Jürg Staub ist unbeschränkt haftender Gesellschafter und Vorsitzender der Geschäftsleitung der Schweizer Privatbank Reichmuth & Co. Foto: Reichmuth & Co

Das erste Schweizer Institut hat die vereinfachte Freistellung für den deutschen Markt von der Bundesanstalt für Finanzdienstleistungsaufsicht (Bafin) erhalten, wie das Schweizer Online-Portal „Finews“ berichtet. Der Anfrage der Privatbank Reichmuth & Co, ein inhabergeführtes Familienunternehmen mit Sitz in Luzern, wurde im September 2017 stattgegeben. Sechs weitere eidgenössische Banken sollen aktuell auf Zusage der Bafin warten.
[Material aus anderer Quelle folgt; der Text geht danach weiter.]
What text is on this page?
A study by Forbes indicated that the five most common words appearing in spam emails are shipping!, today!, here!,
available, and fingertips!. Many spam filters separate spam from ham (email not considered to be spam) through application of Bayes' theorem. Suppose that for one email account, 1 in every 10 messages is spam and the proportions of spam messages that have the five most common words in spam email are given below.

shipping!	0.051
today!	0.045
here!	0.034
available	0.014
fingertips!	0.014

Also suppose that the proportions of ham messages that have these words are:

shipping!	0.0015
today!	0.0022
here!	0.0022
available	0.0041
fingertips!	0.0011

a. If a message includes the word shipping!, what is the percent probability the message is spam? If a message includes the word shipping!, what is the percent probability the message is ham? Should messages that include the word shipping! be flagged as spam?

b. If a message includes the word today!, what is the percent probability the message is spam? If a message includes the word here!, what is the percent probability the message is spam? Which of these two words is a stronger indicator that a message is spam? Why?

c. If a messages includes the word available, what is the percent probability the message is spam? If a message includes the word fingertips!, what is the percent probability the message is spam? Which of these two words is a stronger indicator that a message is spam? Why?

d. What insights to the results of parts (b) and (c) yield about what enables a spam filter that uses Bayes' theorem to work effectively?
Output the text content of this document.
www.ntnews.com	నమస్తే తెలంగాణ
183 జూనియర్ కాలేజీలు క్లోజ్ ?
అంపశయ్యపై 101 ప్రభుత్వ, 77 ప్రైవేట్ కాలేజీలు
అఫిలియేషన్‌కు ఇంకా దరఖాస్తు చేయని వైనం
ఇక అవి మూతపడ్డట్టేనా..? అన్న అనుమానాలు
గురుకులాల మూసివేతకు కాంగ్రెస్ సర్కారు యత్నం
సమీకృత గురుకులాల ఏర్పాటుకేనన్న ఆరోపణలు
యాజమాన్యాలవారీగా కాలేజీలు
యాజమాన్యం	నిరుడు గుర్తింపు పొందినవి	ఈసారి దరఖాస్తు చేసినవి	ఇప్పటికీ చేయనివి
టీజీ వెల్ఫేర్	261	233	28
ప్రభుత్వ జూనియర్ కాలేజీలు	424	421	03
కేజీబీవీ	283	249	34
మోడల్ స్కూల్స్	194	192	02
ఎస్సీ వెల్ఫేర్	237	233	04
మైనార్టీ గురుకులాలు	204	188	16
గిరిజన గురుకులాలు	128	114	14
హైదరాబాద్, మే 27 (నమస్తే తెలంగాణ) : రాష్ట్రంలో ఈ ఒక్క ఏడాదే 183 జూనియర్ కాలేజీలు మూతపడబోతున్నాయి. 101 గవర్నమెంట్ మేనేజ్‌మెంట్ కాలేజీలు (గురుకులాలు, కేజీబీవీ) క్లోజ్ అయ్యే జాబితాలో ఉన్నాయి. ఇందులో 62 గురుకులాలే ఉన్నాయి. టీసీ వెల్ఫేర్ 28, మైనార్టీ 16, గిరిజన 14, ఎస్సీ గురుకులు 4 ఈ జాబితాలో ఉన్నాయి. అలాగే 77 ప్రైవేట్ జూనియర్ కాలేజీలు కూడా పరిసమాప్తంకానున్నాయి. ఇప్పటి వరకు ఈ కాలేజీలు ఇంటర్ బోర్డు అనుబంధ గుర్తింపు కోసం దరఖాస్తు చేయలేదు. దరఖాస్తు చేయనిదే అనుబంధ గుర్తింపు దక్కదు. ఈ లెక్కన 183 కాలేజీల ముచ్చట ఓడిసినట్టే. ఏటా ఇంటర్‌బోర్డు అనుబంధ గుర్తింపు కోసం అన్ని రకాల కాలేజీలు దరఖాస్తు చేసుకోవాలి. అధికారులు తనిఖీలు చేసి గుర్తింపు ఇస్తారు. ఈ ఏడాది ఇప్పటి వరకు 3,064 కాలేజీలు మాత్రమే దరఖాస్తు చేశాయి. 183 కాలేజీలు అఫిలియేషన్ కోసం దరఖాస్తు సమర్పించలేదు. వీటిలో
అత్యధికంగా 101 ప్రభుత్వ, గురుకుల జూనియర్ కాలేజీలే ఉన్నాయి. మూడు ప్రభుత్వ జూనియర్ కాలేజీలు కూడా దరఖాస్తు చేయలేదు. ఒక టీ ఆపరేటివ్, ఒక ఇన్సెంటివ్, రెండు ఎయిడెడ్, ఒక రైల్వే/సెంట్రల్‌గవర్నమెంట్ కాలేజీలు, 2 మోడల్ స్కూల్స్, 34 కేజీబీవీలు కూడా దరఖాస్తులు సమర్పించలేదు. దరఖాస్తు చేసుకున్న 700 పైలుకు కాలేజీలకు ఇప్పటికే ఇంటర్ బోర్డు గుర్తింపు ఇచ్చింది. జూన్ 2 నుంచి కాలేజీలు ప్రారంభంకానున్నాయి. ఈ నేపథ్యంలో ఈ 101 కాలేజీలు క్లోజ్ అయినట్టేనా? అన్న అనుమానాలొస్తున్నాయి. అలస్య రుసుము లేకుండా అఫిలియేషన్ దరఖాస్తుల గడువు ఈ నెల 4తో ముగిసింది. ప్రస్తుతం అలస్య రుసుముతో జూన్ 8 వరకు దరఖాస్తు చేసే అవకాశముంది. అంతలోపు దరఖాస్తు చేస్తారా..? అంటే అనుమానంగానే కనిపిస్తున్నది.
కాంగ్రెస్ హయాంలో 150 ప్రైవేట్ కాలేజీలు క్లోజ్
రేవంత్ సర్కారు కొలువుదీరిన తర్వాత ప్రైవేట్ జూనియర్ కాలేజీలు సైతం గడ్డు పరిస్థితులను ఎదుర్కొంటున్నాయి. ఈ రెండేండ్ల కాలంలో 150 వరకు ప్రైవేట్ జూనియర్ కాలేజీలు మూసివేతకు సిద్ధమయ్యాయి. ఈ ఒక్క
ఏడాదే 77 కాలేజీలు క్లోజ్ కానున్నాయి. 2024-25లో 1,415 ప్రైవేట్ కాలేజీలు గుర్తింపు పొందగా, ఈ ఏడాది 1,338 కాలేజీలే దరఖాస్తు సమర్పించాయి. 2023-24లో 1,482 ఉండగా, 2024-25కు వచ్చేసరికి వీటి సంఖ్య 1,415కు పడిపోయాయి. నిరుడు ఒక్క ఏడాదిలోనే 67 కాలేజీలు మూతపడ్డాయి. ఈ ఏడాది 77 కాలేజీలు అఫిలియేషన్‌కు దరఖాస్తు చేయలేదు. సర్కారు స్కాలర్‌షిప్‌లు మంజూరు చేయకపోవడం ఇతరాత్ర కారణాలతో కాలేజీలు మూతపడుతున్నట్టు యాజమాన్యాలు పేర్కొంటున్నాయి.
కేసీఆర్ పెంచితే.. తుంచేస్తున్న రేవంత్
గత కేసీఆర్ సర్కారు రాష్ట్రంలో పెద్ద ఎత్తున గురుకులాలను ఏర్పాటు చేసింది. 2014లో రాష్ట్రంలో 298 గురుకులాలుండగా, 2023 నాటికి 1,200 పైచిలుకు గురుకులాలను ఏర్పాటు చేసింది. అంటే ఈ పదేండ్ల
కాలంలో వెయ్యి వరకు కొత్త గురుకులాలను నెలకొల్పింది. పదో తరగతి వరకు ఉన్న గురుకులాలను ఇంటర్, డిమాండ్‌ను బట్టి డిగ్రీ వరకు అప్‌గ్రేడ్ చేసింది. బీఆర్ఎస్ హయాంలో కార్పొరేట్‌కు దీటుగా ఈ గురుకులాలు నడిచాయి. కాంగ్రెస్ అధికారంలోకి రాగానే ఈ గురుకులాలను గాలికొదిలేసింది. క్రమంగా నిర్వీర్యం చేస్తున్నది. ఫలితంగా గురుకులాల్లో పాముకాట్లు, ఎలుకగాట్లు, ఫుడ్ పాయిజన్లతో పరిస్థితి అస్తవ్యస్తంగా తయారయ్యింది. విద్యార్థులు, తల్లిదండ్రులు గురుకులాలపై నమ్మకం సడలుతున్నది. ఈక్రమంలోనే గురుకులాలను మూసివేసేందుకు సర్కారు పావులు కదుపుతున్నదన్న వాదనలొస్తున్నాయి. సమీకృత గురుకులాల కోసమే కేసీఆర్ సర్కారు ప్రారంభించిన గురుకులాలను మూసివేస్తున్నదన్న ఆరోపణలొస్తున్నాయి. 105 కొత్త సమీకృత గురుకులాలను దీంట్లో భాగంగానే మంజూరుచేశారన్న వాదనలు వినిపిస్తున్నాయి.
Der Privatbank darf damit auf deutschem Gebiet frei um Vermögensverwaltungskunden werben und mit den Instituten hierzulande in Konkurrenz treten. „Ich freue mich, dass wir nun mit gleicher Ellenlänge den Markt bearbeiten können“, sagt Jürg Staub, Chef von Reichmuth & Co gegenüber dem private banking magazin. Das Institut sei seit jeher spezialisiert auf familiengeführte Mittelstandsunternehmen in Deutschland.

Der formell abgesicherte Status sollte dem Institut helfen, Kundenberater anzuziehen, so Staub. Entsprechend hat die Privatbank von Anfang an auf die Freistellung gedrängt. Die Kosten für den gesamten Prozess vom Gesuch bis zur Anerkennung bewegen sich im fünfstelligen Bereich, so Staub gegenüber „Finews“.

Der Weg dorthin war jedoch lang. Die Schweiz und Deutschland hatten im Juli 2015 die Bestimmungen für den freien Marktzugang geklärt. Seitdem konnten Schweizer Banken, die grenzüberschreitend in Deutschland ihre Finanzdienstleistungen anbieten wollten, dies bei der Bafin anmelden.

Nur blieb der große Andrang aus, obwohl die eidgenössischen Institute lange auf diesen Marktzugang hingewirkt hatten. Zunächst war der Prozess lange Zeit unklar. Weiterhin trugen interessierte Schweizer Institute zu viele Steuer-Altlasten mit sich herum, was sich durch den Anfang 2017 eingeführten automatischen Austausch von Daten (Automatischer Informationsaustausch, AIA) klärte. Schließlich war zudem lange die Frage von möglichen Auswirkungen der EU-Finanzmarktrichtlinie Mifid II offen. Die berührt aber die Bestimmungen zwischen Deutschland und der Schweiz nun nicht.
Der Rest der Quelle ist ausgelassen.